As summer kicks off and the state slowly starts to reopen, businesses are adapting to the coronavirus public health order and figuring out how to move forward.
Libraries across New Mexico have been closed since March.
Every year the libraries create a summer reading program for children in the state. This year, most of the libraries in the area are still moving forward with the program, as they have already purchased supplies and created schedules.
The public health order classifies libraries as a “non-essential retail business.” According to “Phase 1” of the governor’s plan to slowly reopen the state, retail businesses are required to limit operations to remote work to the greatest extent possible; arrange workplace to provide for 6 feet of distance in between individuals; close common areas where personnel are likely to congregate or modify them to minimize contact; provide for all meetings to take place remotely whenever possible; ensure all employees have face coverings or makes and wear them in the workplace at all times; train all employees on daily cleaning and disinfecting protocol, hygiene and respiratory etiquette; make sanitizer and other hygiene support available to employees; screen employees before they enter the workplace each day for symptoms of COVID-19; prohibit employees with known close contact to a person who is positive to return to work until authorized by the Department of Health; and minimize travel.
They also have to adhere to the state’s occupancy requirements of operating at no more than 25% capacity.
Estancia Public Library has reopened. They are operating at 25%, wearing masks and creating physical distancing boundaries inside, as well as using a sign-up sheet to track how many patrons are in the building at once and leaving the choice of whether to wear a mask or not to the patrons.
They are offering curbside service and participating in the summer reading program this year.
The free summer reading program is tailored to kids from grades 1 to 5.
Families can register through June 5, over the phone at 505-384-9655 or by email email@example.com. Because of the restrictions of the public health order, the library has made two adaptations to the program. First, kids can read any book they want, so long as they track it on their reading log and turn in full logs to the library to earn gold coins.
The library has created a Reading Rewards Store where kids can spend the coins they earn. Craft time and story time are currently canceled but any child can request a craft kit and take it home to enjoy instead. Families can return reading logs in person or email them in.
While the library was closed to the public, they took the opportunity to purge the collection. They are holding a book sale at the library Monday through Friday this week and next week during regular business hours. Contact the library at 505-384-9655 or firstname.lastname@example.org to learn more.
The Edgewood Library will remain closed to the public this summer, because of the restrictions of the public health order and because the staff is on a skeleton crew, said Librarian Andrea Corvin.
Most of its volunteers are elderly and considered “the high risk category.”
They will be offering the summer reading program in a different format. If someone doesn’t have access to reading materials or digital resources at home, the library will be offering curbside services and virtual events until further notice.
Patrons can also call the library and get help finding a book. The librarian has requested that anyone who cannot look at the digital catalog and wants to get help over the phone meet include the author, title, name, and genre.

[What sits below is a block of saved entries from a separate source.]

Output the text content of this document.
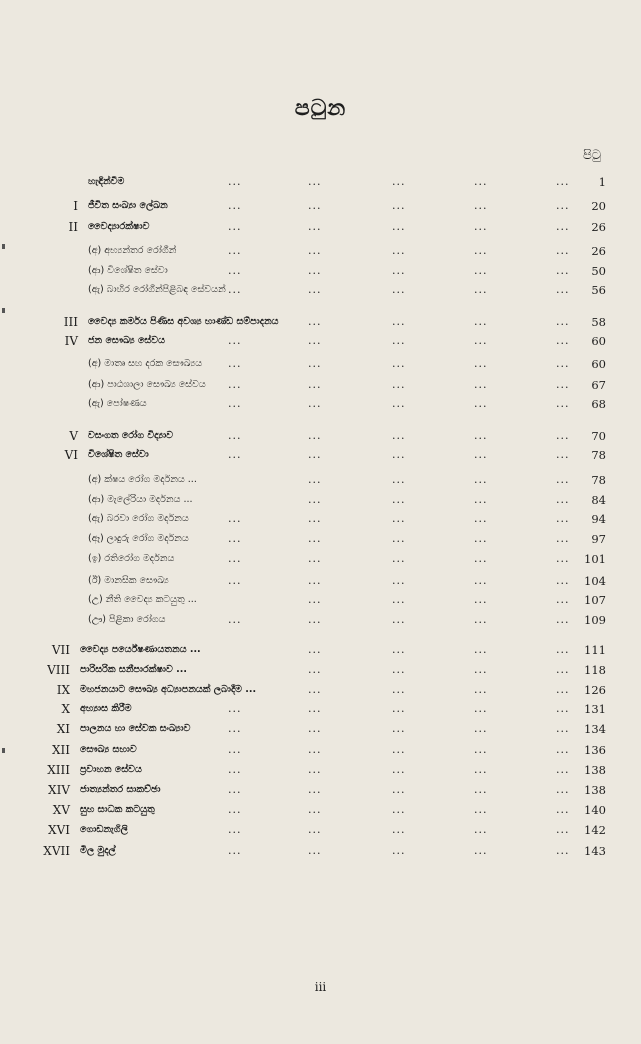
පටුන
පිටු
හැඳින්වීම	...	...	...	...	...	1
I ජීවිත සංඛ්‍යා ලේඛන	...	...	...	...	...	20
II වෛද්‍යාරක්ෂාව	...	...	...	...	...	26
(අ) අභ්‍යන්තර රෝගීන්	...	...	...	...	...	26
(ආ) විශේෂිත සේවා	...	...	...	...	...	50
(ඇ) බාහිර රෝගීන්පිළිබඳ සේවයන් ...	...	...	...	...	56
III වෛද්‍ය කර්මය පිණිස අවශ්‍ය භාණ්ඩ සම්පාදනය	...	...	...	...	58
IV ජන සෞඛ්‍ය සේවය	...	...	...	...	...	60
(අ) මාතෘ සහ දරක සෞඛ්‍යය ...	...	...	...	...	60
(ආ) පාඨශාලා සෞඛ්‍ය සේවය ...	...	...	...	...	67
(ඇ) පෝෂණය	...	...	...	...	...	68
V වසංගත රෝග විද්‍යාව	...	...	...	...	...	70
VI විශේෂිත සේවා	...	...	...	...	...	78
(අ) ක්ෂය රෝග මර්දනය ...	...	...	...	...	78
(ආ) මැලේරියා මර්දනය ...	...	...	...	...	84
(ඇ) බරවා රෝග මර්දනය	...	...	...	...	...	94
(ඈ) ලාදුරු රෝග මර්දනය	...	...	...	...	...	97
(ඉ) රතිරෝග මර්දනය	...	...	...	...	...	101
(ඊ) මානසික සෞඛ්‍ය	...	...	...	...	...	104
(උ) නීති වෛද්‍ය කටයුතු ...	...	...	...	...	107
(ඌ) පිළිකා රෝගය	...	...	...	...	...	109
VII වෛද්‍ය පර්යේෂණායතනය ...	...	...	...	...	111
VIII පාරිසරික සනීපාරක්ෂාව ...	...	...	...	...	118
IX මහජනයාට සෞඛ්‍ය අධ්‍යාපනයක් ලබාදීම ...	...	...	...	...	126
X අභ්‍යාස කිරීම	...	...	...	...	...	131
XI පාලනය හා සේවක සංඛ්‍යාව	...	...	...	...	...	134
XII සෞඛ්‍ය සභාව	...	...	...	...	...	136
XIII ප්‍රවාහන සේවය	...	...	...	...	...	138
XIV ජාත්‍යන්තර සාකච්ඡා	...	...	...	...	...	138
XV සුභ සාධක කටයුතු	...	...	...	...	...	140
XVI ගොඩනැගිලි	...	...	...	...	...	142
XVII මිල මුදල්	...	...	...	...	...	143
iii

Corvin also has the ability to look at a year’s worth of check-out history, which might help some people find the books they are looking for.
For the summer reading program, for each 15 minutes a child reads or is read to, a sticker is added to a reading tracker (enclosed in packet). For every reading tracker a child completes he or she will earn a prize from the library.

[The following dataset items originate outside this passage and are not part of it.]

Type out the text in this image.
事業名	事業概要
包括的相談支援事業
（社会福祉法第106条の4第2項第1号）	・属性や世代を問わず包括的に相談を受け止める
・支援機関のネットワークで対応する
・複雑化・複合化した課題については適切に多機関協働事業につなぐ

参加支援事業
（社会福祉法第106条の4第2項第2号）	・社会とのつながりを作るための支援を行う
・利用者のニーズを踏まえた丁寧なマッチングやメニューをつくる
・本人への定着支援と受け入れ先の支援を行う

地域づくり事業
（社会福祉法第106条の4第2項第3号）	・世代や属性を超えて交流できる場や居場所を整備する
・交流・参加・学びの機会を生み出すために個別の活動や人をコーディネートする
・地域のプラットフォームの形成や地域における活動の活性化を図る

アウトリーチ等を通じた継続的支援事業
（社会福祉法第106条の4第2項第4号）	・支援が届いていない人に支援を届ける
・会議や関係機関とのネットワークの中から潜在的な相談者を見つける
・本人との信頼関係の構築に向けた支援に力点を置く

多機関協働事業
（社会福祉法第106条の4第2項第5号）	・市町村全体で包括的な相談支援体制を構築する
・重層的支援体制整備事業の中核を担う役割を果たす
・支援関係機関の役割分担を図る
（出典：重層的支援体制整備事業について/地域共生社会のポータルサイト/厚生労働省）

Every Thursday from 10:30 a.m. to noon, from June 4 to July 30, a librarian will be waiting curbside to collect completed reading trackers, give out blank ones and hand out prizes.
Patrons can get another tracker and stickers to log more hours for more prizes until the end of the program. On the back of the reading tracker is the option to enter your child’s name into a grand prize drawing to be held Aug. 1. The library will contact the winner.

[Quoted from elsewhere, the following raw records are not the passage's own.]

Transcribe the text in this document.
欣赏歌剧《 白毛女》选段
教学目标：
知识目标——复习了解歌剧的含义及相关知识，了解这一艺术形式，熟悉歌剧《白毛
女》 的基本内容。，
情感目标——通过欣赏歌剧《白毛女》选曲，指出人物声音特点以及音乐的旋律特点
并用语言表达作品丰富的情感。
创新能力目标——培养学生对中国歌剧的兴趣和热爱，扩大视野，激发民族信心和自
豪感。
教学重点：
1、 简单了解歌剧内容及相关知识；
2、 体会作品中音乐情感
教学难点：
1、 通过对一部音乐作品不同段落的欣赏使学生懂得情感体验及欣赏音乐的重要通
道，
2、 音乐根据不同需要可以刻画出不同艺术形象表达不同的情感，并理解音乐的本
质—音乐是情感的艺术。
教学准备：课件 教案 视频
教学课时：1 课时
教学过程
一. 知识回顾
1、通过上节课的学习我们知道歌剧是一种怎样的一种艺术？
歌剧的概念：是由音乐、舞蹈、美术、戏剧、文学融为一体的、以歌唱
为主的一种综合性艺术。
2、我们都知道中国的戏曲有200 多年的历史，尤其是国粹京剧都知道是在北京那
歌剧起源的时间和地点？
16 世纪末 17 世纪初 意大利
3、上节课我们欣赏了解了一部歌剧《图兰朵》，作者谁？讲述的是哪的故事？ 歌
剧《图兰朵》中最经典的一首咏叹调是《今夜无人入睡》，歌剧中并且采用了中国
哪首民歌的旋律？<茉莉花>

The Edgewood Library will not be accepting returns during curbside service hours—patrons are still required to use the drop box. Books will be quarantined and disinfected in the sun for one week before being checked back in.
Every Tuesday, Wednesday and Friday, a librarian will be outside from 11:30 a.m. to 12:30 p.m. and again at 4:30 to 5:30 p.m., to help with any regular library functions. Summer Reading Program curbside services will only be available once a week on Thursdays.
The Mountainair Library is currently closed and does not have a date set for reopening. “This will be the fourth year in a row that we are not participating in the Summer Reading Program because we just don’t have the participation. We don’t have enough kids coming in here for us to be able to do it,” said librarian Evelyn Walker.
She said the library recently purchased two Free Little Libraries and they will be installed in Mountainair. The books are free, with the premise of take a book and leave a book. It also a controlled environment and a good option for anyone nervous about being in a room full of people at a traditional library.
The Moriarty Public Library is still closed to the public and they do not have a plan in motion for the Summer Reading Program yet. The Independent will be following up with them when they reopen and have a plan.
The East Mountain Library will be opening its doors on June 2, and they are following the state restrictions closely. The Independent will follow up with them when they return to being open.